Tuesday, December 18, 2007

The Undertaker and His Pals

The 1960s were a fascinating time for no-budget horror movies. Loosening censorship rules enabled the violence in such films to be ratcheted up tremendously, far beyond what their meager budgets were capable of handling. This mid-60s effort is a perfect example, where the budget for gore effects so compromised the rest of the film that the cover of the DVD actually has to advertise that it’s in color as though that in itself were a major draw, rather than the standard. And then they don’t even properly hold true to this, as the film opens in sepia tone, and only turns into color completely randomly halfway through the first murder. Utter madness.

The film’s basic premise isn’t that bad, as these things go. An undertaker and two restaurant owners go into business together by hitting the town and murdering people (generally moderately attractive women), whereupon the restaurant owners take key pieces of their bodies to sell at their businesses, and the undertaker get the added business of a steady supply of customers in need of extensive restoration and burial. Not a bad racket, all things considered, and it certainly helps that the entire town is deeply afflicted with the stupids and can’t figure this all out for the life of them.

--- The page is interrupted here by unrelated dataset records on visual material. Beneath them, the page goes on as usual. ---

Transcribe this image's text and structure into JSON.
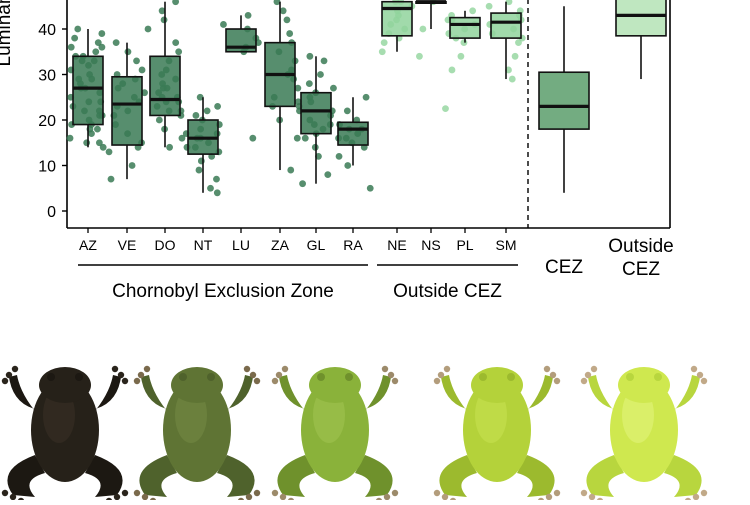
{
  "chart_data": {
    "type": "box",
    "ylabel": "Luminance",
    "yticks": [
      0,
      10,
      20,
      30,
      40
    ],
    "ylim": [
      -3,
      48
    ],
    "grid": false,
    "populations": [
      {
        "label": "AZ",
        "group": "chornobyl",
        "color": "#3a7a55",
        "min": 14,
        "q1": 19,
        "median": 27,
        "q3": 34,
        "max": 40,
        "points": [
          14,
          15,
          16,
          17,
          18,
          19,
          19,
          20,
          21,
          22,
          22,
          23,
          24,
          25,
          26,
          27,
          27,
          28,
          29,
          30,
          31,
          32,
          33,
          34,
          34,
          35,
          36,
          37,
          38,
          39,
          40,
          15,
          18,
          21,
          24,
          29,
          33,
          36
        ]
      },
      {
        "label": "VE",
        "group": "chornobyl",
        "color": "#3a7a55",
        "min": 7,
        "q1": 14.5,
        "median": 23.5,
        "q3": 29.5,
        "max": 37,
        "points": [
          7,
          10,
          13,
          14,
          15,
          17,
          19,
          21,
          22,
          23,
          24,
          25,
          26,
          27,
          28,
          29,
          30,
          31,
          33,
          35,
          37
        ]
      },
      {
        "label": "DO",
        "group": "chornobyl",
        "color": "#3a7a55",
        "min": 14,
        "q1": 21,
        "median": 24.5,
        "q3": 34,
        "max": 46,
        "points": [
          14,
          16,
          18,
          20,
          21,
          22,
          23,
          24,
          24,
          25,
          26,
          27,
          28,
          29,
          30,
          31,
          33,
          35,
          37,
          40,
          42,
          44,
          46,
          22,
          25,
          27
        ]
      },
      {
        "label": "NT",
        "group": "chornobyl",
        "color": "#3a7a55",
        "min": 4,
        "q1": 12.5,
        "median": 16,
        "q3": 20,
        "max": 25,
        "points": [
          4,
          5,
          7,
          9,
          11,
          12,
          13,
          14,
          15,
          16,
          16,
          17,
          18,
          19,
          20,
          21,
          22,
          23,
          25,
          14,
          17
        ]
      },
      {
        "label": "LU",
        "group": "chornobyl",
        "color": "#3a7a55",
        "min": 35,
        "q1": 35,
        "median": 36,
        "q3": 40,
        "max": 43,
        "points": [
          16,
          35,
          36,
          37,
          38,
          40,
          41,
          43
        ]
      },
      {
        "label": "ZA",
        "group": "chornobyl",
        "color": "#3a7a55",
        "min": 9,
        "q1": 23,
        "median": 30,
        "q3": 37,
        "max": 46,
        "points": [
          9,
          16,
          20,
          23,
          25,
          27,
          29,
          30,
          31,
          33,
          35,
          37,
          39,
          42,
          44,
          46
        ]
      },
      {
        "label": "GL",
        "group": "chornobyl",
        "color": "#3a7a55",
        "min": 6,
        "q1": 17,
        "median": 22,
        "q3": 26,
        "max": 34,
        "points": [
          6,
          8,
          12,
          14,
          16,
          17,
          18,
          19,
          20,
          21,
          22,
          22,
          23,
          24,
          25,
          26,
          27,
          28,
          30,
          33,
          34,
          19,
          24
        ]
      },
      {
        "label": "RA",
        "group": "chornobyl",
        "color": "#3a7a55",
        "min": 10,
        "q1": 14.5,
        "median": 18,
        "q3": 19.5,
        "max": 25,
        "points": [
          5,
          10,
          12,
          14,
          15,
          16,
          17,
          18,
          18,
          19,
          20,
          22,
          25,
          16
        ]
      },
      {
        "label": "NE",
        "group": "outside",
        "color": "#91d49c",
        "min": 35,
        "q1": 38.5,
        "median": 44.5,
        "q3": 46,
        "max": 46,
        "points": [
          35,
          37,
          38,
          39,
          40,
          41,
          42,
          43,
          44,
          45,
          46,
          46
        ]
      },
      {
        "label": "NS",
        "group": "outside",
        "color": "#91d49c",
        "min": 40,
        "q1": 46,
        "median": 46,
        "q3": 46,
        "max": 46,
        "points": [
          22.5,
          34,
          40,
          46
        ]
      },
      {
        "label": "PL",
        "group": "outside",
        "color": "#91d49c",
        "min": 37,
        "q1": 38,
        "median": 41,
        "q3": 42.5,
        "max": 44,
        "points": [
          31,
          34,
          37,
          38,
          39,
          40,
          41,
          42,
          42,
          43,
          44
        ]
      },
      {
        "label": "SM",
        "group": "outside",
        "color": "#91d49c",
        "min": 29,
        "q1": 38,
        "median": 41.5,
        "q3": 43.5,
        "max": 46,
        "points": [
          29,
          31,
          34,
          37,
          38,
          39,
          40,
          41,
          42,
          43,
          44,
          45,
          46
        ]
      }
    ],
    "summary": [
      {
        "label": "CEZ",
        "color": "#5a9e6b",
        "min": 4,
        "q1": 18,
        "median": 23,
        "q3": 30.5,
        "max": 45
      },
      {
        "label": "Outside\nCEZ",
        "color": "#b4e3b5",
        "min": 29,
        "q1": 38.5,
        "median": 43,
        "q3": 48,
        "max": 48
      }
    ],
    "groups": [
      {
        "id": "chornobyl",
        "label": "Chornobyl Exclusion Zone"
      },
      {
        "id": "outside",
        "label": "Outside CEZ"
      }
    ]
  },
  "photos": [
    {
      "icon": "frog-photo-dark",
      "body": "#262119",
      "limb": "#1c1812",
      "light": "#3a3227",
      "toe": "#2a241c"
    },
    {
      "icon": "frog-photo-olive",
      "body": "#5f7434",
      "limb": "#4f622c",
      "light": "#748a45",
      "toe": "#7a6a4c"
    },
    {
      "icon": "frog-photo-green",
      "body": "#8ab23a",
      "limb": "#6f912c",
      "light": "#a3c552",
      "toe": "#9c8a6a"
    },
    {
      "icon": "frog-photo-yellowgreen",
      "body": "#b4d23a",
      "limb": "#9cba2e",
      "light": "#c8e152",
      "toe": "#b39d7c"
    },
    {
      "icon": "frog-photo-light",
      "body": "#cfe84f",
      "limb": "#b8d63e",
      "light": "#e4f47f",
      "toe": "#c1a988"
    }
  ]
}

The film’s largely played for laughs, which is a wise decision here, and the guy playing the undertaker spends every moment onscreen mugging shamelessly for the camera. In a nice change of pace, the film’s creators also knew when to end it, leaving the film only an hour long rather than trying to stretch out the flimsy premise much further than it could really take. That said, the movie is just so much light fluff, and not exactly quality fluff either. If you watch it, you won’t find it outright terrible, but you’re hardly going to view it as anything more than a waste of an hour. The acting is fairly atrocious, the directing inept, and the humor the only thing keeping it afloat. You may want to just check out its trailer in the first volume of 42nd Street Forever, it does a damn impressive job of making it look much better than it really is.